Jarrett Barber
Department of Statistics, University of Wyoming
in collaboration with Kiona Ogle, Departments of Statistics and Botany, University of Wyoming
and Darren Gemoets, Department of Statistics, University of Wyoming

A Theoretical and Statistical Modeling Framework for Linking Tree Form  and Function to Forest Diversity and Productivity

Forest ecosystems cover nearly 50% of the Earth's land area and  contain about 90% of the global vegetation carbon. Thus, climate  change impacts on forests will ultimately affect biodiversity,  productivity, and carbon cycling of the terrestrial biosphere.

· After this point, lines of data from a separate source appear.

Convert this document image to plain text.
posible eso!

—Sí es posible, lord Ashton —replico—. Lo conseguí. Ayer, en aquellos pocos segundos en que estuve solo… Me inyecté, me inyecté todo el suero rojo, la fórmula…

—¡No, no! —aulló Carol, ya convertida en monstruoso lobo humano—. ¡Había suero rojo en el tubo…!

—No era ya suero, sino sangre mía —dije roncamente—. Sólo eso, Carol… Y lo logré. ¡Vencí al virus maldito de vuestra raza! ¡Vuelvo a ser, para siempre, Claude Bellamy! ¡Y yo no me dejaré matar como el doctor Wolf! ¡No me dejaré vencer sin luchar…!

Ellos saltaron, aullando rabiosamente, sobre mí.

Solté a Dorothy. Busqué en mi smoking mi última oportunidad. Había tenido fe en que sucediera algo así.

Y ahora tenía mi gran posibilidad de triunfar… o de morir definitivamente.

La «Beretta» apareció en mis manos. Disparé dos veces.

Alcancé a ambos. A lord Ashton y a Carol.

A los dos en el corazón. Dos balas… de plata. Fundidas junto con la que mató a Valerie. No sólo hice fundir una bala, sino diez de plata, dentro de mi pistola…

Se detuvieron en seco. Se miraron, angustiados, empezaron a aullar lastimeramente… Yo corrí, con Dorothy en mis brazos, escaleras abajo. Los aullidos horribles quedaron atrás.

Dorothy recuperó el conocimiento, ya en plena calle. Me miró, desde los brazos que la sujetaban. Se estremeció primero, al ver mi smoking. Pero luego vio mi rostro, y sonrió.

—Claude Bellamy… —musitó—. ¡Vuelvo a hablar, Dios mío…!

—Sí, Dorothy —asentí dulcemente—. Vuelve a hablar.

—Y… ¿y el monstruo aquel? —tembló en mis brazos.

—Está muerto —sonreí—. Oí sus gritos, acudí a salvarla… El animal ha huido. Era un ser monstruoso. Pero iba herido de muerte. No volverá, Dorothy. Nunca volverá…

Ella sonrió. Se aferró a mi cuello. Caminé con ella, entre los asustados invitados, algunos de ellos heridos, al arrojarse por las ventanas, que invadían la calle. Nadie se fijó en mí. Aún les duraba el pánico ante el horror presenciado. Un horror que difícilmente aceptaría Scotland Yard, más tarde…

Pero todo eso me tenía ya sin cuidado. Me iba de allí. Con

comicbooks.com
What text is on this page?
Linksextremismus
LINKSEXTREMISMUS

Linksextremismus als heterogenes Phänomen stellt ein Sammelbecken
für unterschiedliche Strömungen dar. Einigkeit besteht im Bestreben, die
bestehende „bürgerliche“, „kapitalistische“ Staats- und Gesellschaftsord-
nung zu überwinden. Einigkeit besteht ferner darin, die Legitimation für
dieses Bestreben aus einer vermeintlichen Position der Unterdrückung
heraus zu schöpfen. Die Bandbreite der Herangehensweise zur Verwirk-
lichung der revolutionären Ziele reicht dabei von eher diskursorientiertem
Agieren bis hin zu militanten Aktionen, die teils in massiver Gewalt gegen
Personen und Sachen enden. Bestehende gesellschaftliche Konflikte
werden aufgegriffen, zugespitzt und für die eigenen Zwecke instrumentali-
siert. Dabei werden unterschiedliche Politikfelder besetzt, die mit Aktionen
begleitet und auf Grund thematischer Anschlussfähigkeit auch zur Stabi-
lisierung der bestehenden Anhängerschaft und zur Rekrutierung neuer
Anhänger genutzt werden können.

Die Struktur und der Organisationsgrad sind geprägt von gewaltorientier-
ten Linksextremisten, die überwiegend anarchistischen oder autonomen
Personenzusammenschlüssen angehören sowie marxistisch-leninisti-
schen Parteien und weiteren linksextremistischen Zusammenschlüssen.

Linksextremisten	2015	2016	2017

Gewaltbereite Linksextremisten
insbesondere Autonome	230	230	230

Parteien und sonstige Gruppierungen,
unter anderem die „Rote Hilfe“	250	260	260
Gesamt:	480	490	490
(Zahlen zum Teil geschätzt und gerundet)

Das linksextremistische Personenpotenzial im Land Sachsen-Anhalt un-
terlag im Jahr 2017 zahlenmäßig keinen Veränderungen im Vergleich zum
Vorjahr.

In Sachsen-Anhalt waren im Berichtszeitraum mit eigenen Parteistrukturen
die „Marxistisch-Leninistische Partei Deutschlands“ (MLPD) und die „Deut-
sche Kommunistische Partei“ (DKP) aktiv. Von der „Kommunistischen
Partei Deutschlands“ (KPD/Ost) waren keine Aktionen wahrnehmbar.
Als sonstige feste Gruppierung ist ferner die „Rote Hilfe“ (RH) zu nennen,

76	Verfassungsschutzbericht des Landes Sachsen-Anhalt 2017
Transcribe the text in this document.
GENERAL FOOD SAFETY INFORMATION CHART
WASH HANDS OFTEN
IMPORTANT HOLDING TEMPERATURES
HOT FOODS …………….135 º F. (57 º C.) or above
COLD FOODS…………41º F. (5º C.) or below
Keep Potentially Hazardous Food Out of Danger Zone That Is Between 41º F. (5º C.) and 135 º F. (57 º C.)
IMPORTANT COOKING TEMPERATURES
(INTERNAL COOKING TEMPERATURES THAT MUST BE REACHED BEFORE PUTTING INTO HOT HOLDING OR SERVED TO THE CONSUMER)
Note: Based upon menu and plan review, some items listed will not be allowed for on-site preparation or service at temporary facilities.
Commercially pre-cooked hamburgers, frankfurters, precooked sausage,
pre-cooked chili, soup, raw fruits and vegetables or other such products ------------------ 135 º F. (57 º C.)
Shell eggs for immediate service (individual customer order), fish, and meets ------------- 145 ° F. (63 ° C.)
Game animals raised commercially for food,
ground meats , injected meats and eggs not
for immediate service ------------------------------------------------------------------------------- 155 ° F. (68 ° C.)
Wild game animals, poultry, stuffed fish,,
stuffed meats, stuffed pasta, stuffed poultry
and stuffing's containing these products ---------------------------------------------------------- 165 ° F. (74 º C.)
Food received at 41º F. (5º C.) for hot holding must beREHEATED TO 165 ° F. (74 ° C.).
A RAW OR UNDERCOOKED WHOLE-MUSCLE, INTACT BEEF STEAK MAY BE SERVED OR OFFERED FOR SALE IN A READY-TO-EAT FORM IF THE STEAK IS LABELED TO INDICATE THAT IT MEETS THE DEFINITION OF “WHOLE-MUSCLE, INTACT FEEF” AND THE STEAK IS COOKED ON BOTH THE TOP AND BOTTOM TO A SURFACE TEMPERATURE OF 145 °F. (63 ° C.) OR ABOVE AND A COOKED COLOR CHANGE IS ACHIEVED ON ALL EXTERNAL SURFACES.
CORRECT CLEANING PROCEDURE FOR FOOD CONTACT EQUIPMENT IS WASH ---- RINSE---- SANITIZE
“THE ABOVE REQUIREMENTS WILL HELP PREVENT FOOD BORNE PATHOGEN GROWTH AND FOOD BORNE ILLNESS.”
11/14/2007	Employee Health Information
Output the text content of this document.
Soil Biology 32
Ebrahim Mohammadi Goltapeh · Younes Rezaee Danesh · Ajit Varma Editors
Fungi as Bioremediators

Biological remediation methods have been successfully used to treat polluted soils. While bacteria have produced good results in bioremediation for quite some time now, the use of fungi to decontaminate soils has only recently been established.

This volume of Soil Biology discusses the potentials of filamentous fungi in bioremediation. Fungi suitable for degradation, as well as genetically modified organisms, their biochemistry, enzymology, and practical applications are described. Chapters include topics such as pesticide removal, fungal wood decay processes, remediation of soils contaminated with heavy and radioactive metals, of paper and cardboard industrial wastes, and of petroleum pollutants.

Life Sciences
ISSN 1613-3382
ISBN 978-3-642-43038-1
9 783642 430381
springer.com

This  talk gives an overview of our initial efforts and proposal to develop  and test a statistical scaling framework for understanding forest  diversity and productivity, which may be seen as a necessary step  toward future efforts to develop and apply this framework to forecast  impacts of climate change on forests.  We focus our talk on our recent  work on meta-analysis of literature data on tree growth traits and on  a relatively unique application of reversible jump MCMC for fitting  deterministic individual-based models (IBM) of tree growth and  mortality to forest inventory data. 
We discuss how this work relates  to the larger problem of estimating parameters in the IBM and  ultimately to developing our scaling framework.